En réponse, la société META PLATFORMS IRELAND Ltd, soutient oralement des conclusions écrites par lesquelles elle demande au juge de : In limine litis

déclarer l’assignation nulle pour vices de forme lui ayant causé griefs,

se déclarer incompétent au profit des tribunaux de Dublin, en Irelande, Sur la demande de suppression :

débouter l’ANPAA de sa demande de retrait des publications litigieuses, A titre subsidiaire

examiner les publications litigieuses individuellement et, dans le cas où certaines d’entre elles seraient déclarées illicites, prendre acte que la fourniture préalable par l’ANPAA des adresses URL de chacune de ces publications est indispensable à l’exécution de la mesure de retrait,

dire n’y avoir lieu au prononcé d’une astreinte,

Sur la demande de communication de données :

déclarer l’ANPAA irrecevable en sa demande ;

débouter l’ANPAA de sa demande,

A titre subsidiaire

dans le cas où il y serait fait droit, limiter la mesure aux informations d’identification de base des utilisateurs (BSI) dans la mesure où ces données existent et lui sont raisonnablement accessibles,

dire n’y avoir lieu au prononcé d’une astreinte, En tout état de cause

débouter l’ANPAA de ses demandes accessoires,

condamner l’ANPAA à lui payer la somme de 5.000 euros au titre de l’article 700 du code de procédure civile,

condamner l’ANPAA aux dépens.

Par application de l’article 455 du code de procédure civile, il est renvoyé aux écritures des parties pour l’exposé des moyens qui y sont exposés.

A l’issue des débats, il est indiqué aux conseils des parties que la décision sera rendue par mise à disposition au greffe le 13 mai 2022, prorogé au 20 mai 2022.

MOTIFS DE LA DÉCISION

A titre liminaire, il sera donné acte à l’ANPAA de son désistement d’instance et d’action à l’endroit de la société FACEBOOK FRANCE, laquelle est étrangère au litige ayant conduit à la saisine du présent juge.

II. Sur les exceptions de procédure :

Sur la régularité de l’assignation :

L’article 54 du code de procédure civile dispose que la demande initiale, formée par assignation, doit notamment contenir, à peine de nullité, pour les personnes morales, leur forme, leur dénomination, leur siège social et l’organe qui les représente légalement.
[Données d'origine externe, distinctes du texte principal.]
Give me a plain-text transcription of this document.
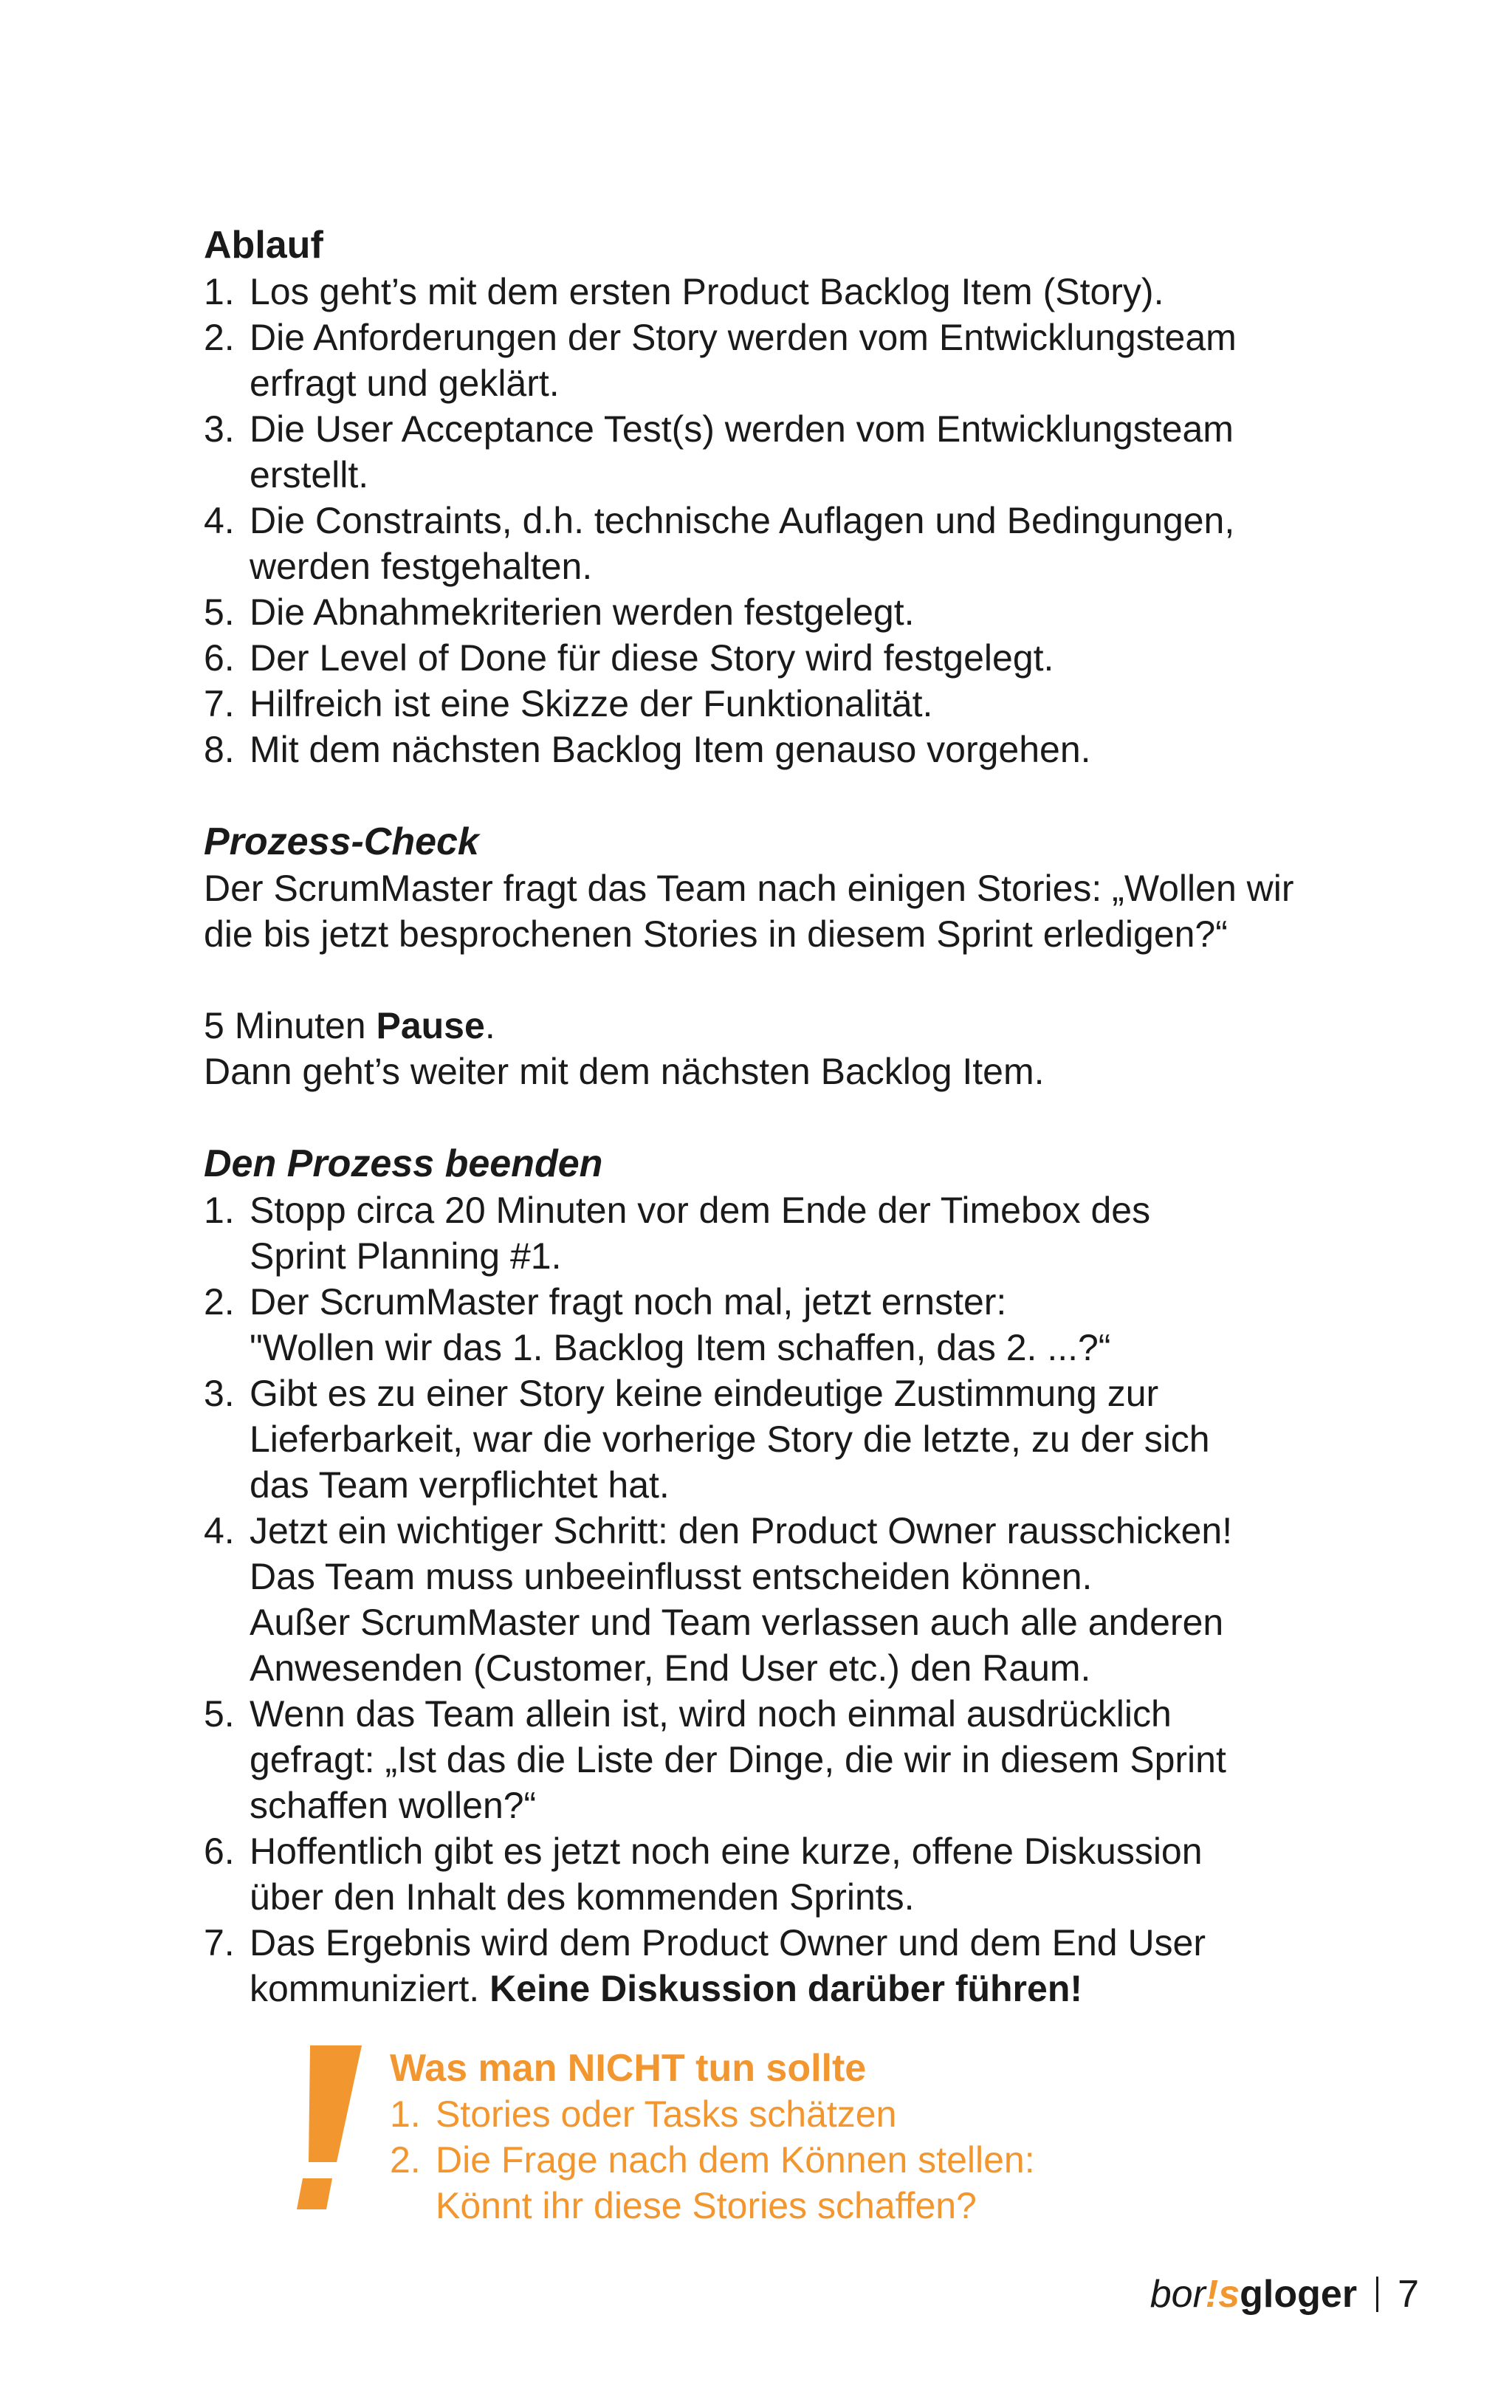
Ablauf
1. Los geht’s mit dem ersten Product Backlog Item (Story).
2. Die Anforderungen der Story werden vom Entwicklungsteam
erfragt und geklärt.
3. Die User Acceptance Test(s) werden vom Entwicklungsteam
erstellt.
4. Die Constraints, d.h. technische Auflagen und Bedingungen,
werden festgehalten.
5. Die Abnahmekriterien werden festgelegt.
6. Der Level of Done für diese Story wird festgelegt.
7. Hilfreich ist eine Skizze der Funktionalität.
8. Mit dem nächsten Backlog Item genauso vorgehen.
Prozess-Check

Der ScrumMaster fragt das Team nach einigen Stories: „Wollen wir
die bis jetzt besprochenen Stories in diesem Sprint erledigen?“

5 Minuten Pause.

Dann geht’s weiter mit dem nächsten Backlog Item.

Den Prozess beenden
1. Stopp circa 20 Minuten vor dem Ende der Timebox des
Sprint Planning #1.
2. Der ScrumMaster fragt noch mal, jetzt ernster:
"Wollen wir das 1. Backlog Item schaffen, das 2. ...?“
3. Gibt es zu einer Story keine eindeutige Zustimmung zur
Lieferbarkeit, war die vorherige Story die letzte, zu der sich
das Team verpflichtet hat.
4. Jetzt ein wichtiger Schritt: den Product Owner rausschicken!
Das Team muss unbeeinflusst entscheiden können.
Außer ScrumMaster und Team verlassen auch alle anderen
Anwesenden (Customer, End User etc.) den Raum.
5. Wenn das Team allein ist, wird noch einmal ausdrücklich
gefragt: „Ist das die Liste der Dinge, die wir in diesem Sprint
schaffen wollen?“
6. Hoffentlich gibt es jetzt noch eine kurze, offene Diskussion
über den Inhalt des kommenden Sprints.
7. Das Ergebnis wird dem Product Owner und dem End User
kommuniziert. Keine Diskussion darüber führen!
Was man NICHT tun sollte
1. Stories oder Tasks schätzen
2. Die Frage nach dem Können stellen:
Könnt ihr diese Stories schaffen?
bor !s gloger 7
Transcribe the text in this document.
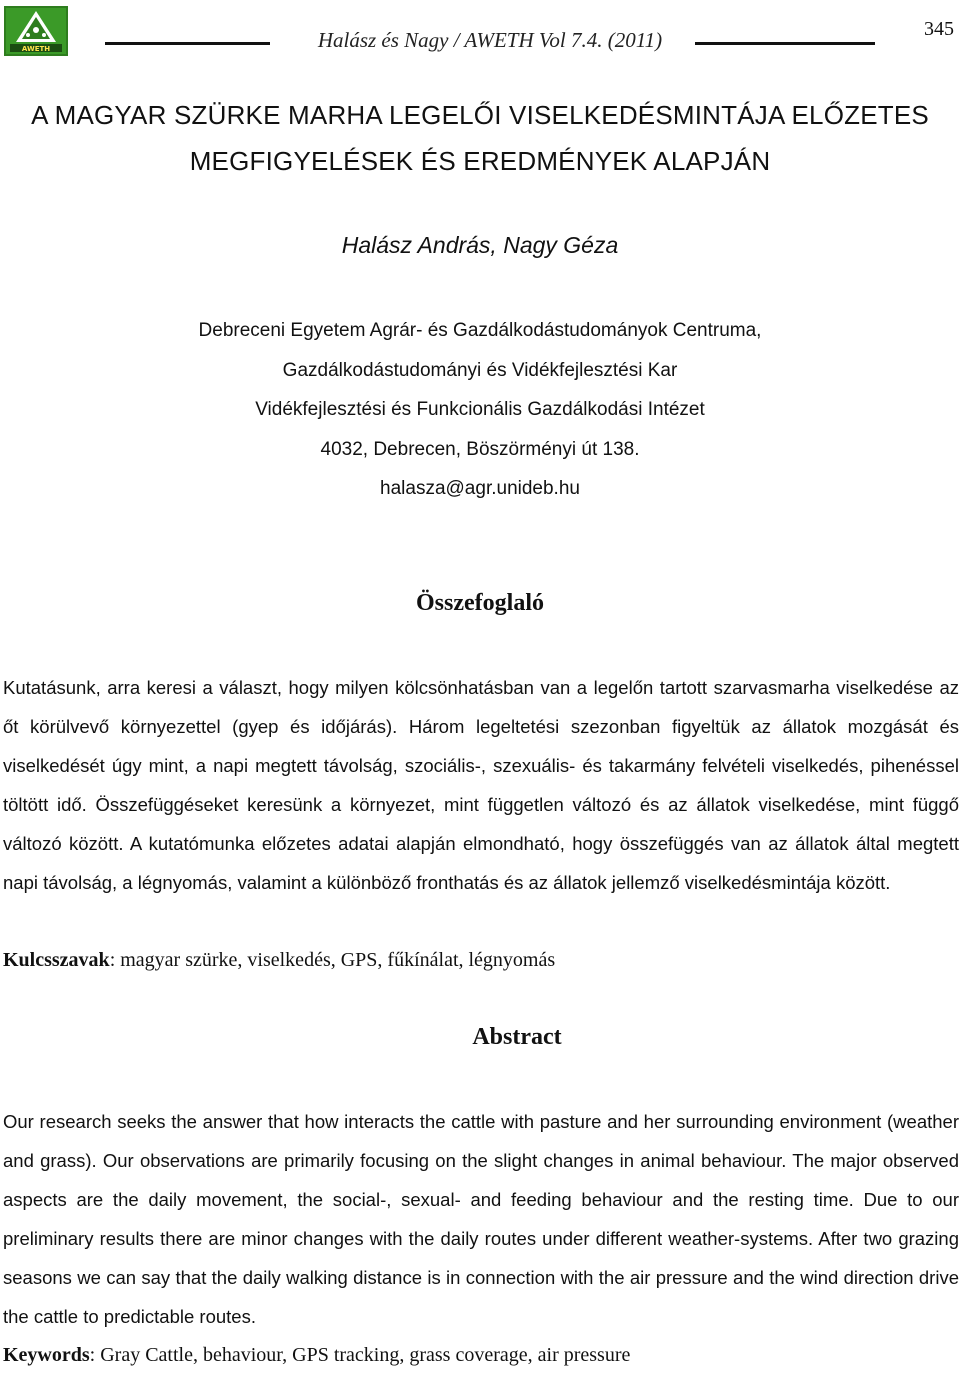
AWETH	Halász és Nagy / AWETH Vol 7.4. (2011)	345
A MAGYAR SZÜRKE MARHA LEGELŐI VISELKEDÉSMINTÁJA ELŐZETES
MEGFIGYELÉSEK ÉS EREDMÉNYEK ALAPJÁN
Halász András, Nagy Géza
Debreceni Egyetem Agrár- és Gazdálkodástudományok Centruma,
Gazdálkodástudományi és Vidékfejlesztési Kar
Vidékfejlesztési és Funkcionális Gazdálkodási Intézet
4032, Debrecen, Böszörményi út 138.
halasza@agr.unideb.hu
Összefoglaló

Kutatásunk, arra keresi a választ, hogy milyen kölcsönhatásban van a legelőn tartott szarvasmarha viselkedése az őt körülvevő környezettel (gyep és időjárás). Három legeltetési szezonban figyeltük az állatok mozgását és viselkedését úgy mint, a napi megtett távolság, szociális-, szexuális- és takarmány felvételi viselkedés, pihenéssel töltött idő. Összefüggéseket keresünk a környezet, mint független változó és az állatok viselkedése, mint függő változó között. A kutatómunka előzetes adatai alapján elmondható, hogy összefüggés van az állatok által megtett napi távolság, a légnyomás, valamint a különböző fronthatás és az állatok jellemző viselkedésmintája között.

Kulcsszavak: magyar szürke, viselkedés, GPS, fűkínálat, légnyomás

Abstract

Our research seeks the answer that how interacts the cattle with pasture and her surrounding environment (weather and grass). Our observations are primarily focusing on the slight changes in animal behaviour. The major observed aspects are the daily movement, the social-, sexual- and feeding behaviour and the resting time. Due to our preliminary results there are minor changes with the daily routes under different weather-systems. After two grazing seasons we can say that the daily walking distance is in connection with the air pressure and the wind direction drive the cattle to predictable routes.

Keywords: Gray Cattle, behaviour, GPS tracking, grass coverage, air pressure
Ces dispositions imposent également que soit mentionné l’objet de la demande tandis que l’article 56 du même code précise qu’elle doit, au surplus, contenir un exposé des moyens au soutien de cette demande, en fait et en droit.

Le défaut de telles mentions constitue un vice de forme au sens de l’article 114 du même code, de sorte que la nullité n’est acquise qu’à charge pour la partie qui s’en prévaut de justifier d’un grief subsistant. L’existence du grief allégué est appréciée souverainement par le juge.

En l’espèce, la dénomination sociale de la demanderesse figurant dans l’assignation délivrée à la défenderesse n’est pas incorrecte : elle y est en effet désignée comme “l’association nationale de prévention en alcoologie et addictologie” suivi de son acronyme “ANPAA”, conformément à ses statuts adoptés en assemblée générale le 18 janvier 2014. Cette dénomination a été approuvée par arrêté du ministériel en date du 2 avril 2015, publié au journal officiel le 8 avril 2015.

Il n’est pas justifié d’une modification ultérieure des statuts, ou de leur approbation par le ministre de l’intérieur, concernant la dénomination de l’association, laquelle se présente effectivement, pour des raisons, dit- elle, de simplification de sa communication extérieure comme

“l’association addiction France”. Il est d’ailleurs remarqué que, selon le communiqué publié sur son site, intitulé “En 2021 l’ANPAA devient… Association Addictions France”, elle n’utilise pas les termes de dénomination sociale ou de titre, mais “d’identité visuelle”. Il est au demeurant relevé que la défenderesse se contredit en tentant de démontrer l’existence d’un quelconque grief ; en effet, tout en affirmant ne pas être en mesure d’identifier son adversaire, c’est à son initiative qu’est produit le communiqué sus visé, de sorte qu’elle ne peut ignorer que l’ANPAA et l’association Addictions France sont la même personne.

Il est encore avancé que l’assignation ne contiendrait pas l’objet de la demande ainsi que l’exposé des moyens développés au soutien de celle- ci, en fait et en droit.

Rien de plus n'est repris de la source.